New data suggests that the unregulated dietary supplements industry accounts for nearly 20 percent of drug-related liver injuries, up from 7 percent a decade ago.
According to a new study, reported by New York Times, teenagers are not the only consumers at risk, many are middle-aged women who turn to dietary supplements that promise to burn fat or speed up weight loss.
"When people buy these dietary supplements, it's anybody's guess as to what they're getting," Herbert L. Bonkovsky, director of the liver, digestive and metabolic disorders laboratory at Carolinas HealthCare System in Charlotte, NC, was quoted as saying.
The supplement business is largely unregulated.

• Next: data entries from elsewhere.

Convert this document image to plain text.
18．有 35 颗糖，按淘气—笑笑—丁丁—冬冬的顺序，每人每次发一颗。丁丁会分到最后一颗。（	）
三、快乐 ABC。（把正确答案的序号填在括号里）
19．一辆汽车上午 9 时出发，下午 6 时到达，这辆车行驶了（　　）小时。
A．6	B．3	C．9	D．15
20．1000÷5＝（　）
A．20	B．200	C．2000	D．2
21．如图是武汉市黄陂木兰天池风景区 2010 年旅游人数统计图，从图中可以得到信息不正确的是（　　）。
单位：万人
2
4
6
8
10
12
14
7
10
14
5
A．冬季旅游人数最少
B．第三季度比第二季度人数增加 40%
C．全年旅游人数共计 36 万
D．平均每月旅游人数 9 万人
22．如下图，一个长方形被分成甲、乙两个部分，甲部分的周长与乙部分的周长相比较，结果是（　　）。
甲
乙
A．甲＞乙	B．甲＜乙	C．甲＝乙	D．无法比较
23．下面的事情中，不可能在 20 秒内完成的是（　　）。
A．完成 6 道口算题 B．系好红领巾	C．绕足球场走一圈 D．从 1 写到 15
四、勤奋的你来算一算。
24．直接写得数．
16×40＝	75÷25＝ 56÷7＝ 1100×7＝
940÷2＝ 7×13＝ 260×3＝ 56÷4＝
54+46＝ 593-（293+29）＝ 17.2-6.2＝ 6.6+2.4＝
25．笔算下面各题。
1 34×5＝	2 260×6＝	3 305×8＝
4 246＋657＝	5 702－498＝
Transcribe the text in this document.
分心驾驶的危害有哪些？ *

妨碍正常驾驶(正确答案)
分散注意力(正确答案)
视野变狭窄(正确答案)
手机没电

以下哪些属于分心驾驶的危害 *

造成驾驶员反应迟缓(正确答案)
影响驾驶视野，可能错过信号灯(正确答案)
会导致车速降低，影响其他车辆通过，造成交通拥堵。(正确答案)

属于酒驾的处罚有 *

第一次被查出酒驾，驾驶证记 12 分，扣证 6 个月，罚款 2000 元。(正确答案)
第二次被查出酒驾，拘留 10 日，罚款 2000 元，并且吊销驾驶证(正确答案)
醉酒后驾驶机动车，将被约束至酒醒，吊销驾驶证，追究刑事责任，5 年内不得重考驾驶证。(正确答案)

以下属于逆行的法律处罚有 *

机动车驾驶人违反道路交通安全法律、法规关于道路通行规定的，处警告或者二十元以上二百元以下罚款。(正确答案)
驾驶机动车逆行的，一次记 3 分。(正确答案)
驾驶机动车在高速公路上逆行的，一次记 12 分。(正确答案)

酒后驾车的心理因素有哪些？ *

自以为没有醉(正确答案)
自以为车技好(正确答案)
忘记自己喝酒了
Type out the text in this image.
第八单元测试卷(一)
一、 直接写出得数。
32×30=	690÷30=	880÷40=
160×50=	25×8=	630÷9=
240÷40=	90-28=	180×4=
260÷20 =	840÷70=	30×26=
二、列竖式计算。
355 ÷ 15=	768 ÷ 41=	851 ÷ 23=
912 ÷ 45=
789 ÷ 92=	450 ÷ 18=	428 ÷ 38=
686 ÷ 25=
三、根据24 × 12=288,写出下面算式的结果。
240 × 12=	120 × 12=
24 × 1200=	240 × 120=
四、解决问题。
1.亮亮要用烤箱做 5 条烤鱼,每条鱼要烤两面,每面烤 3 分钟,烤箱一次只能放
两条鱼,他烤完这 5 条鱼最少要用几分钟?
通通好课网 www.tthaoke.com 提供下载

In recent years, said NYT, critics of the industry have called for measures that would force companies to prove that their products are safe and made in accordance with strict manufacturing standards before they reach the market.
The study found that many of the products implicated in liver injuries were bodybuilding supplements carrying unlisted steroids, and herbal pills and powders promising to increase energy and help consumers lose weight.
The investigators looked at 845 patients with severe, drug-induced liver damage who were treated at hospitals from 2004 to 2012. It focused only on cases where the investigators ruled out other causes and blamed a drug or a supplement with a high degree of certainty.
One product that patients used frequently was green tea extract, which contains catechins, a group of potent antioxidants that reputedly increase metabolism.
"Most green tea pills are highly concentrated, containing many times the amount of catechins found in a single cup of green tea, which can be toxic to the liver," said Bonkovsky.
But liver injuries attributed to herbal supplements are more likely to be severe and result in liver transplants as these typically carry no information about side effects, said the report, quoting Victor Navarro, chairman of the Hepatology Division at Einstein Healthcare Network in Philadelphia.
However, supplements like vitamins, minerals, probiotics and fish oil had not been linked to any adverse effect, the report added.
The new research was produced by the Drug-Induced Liver Injury Network, which was established by the National Institutes of Health in the US to track patients who suffer liver damage from certain drugs and alternative medicines.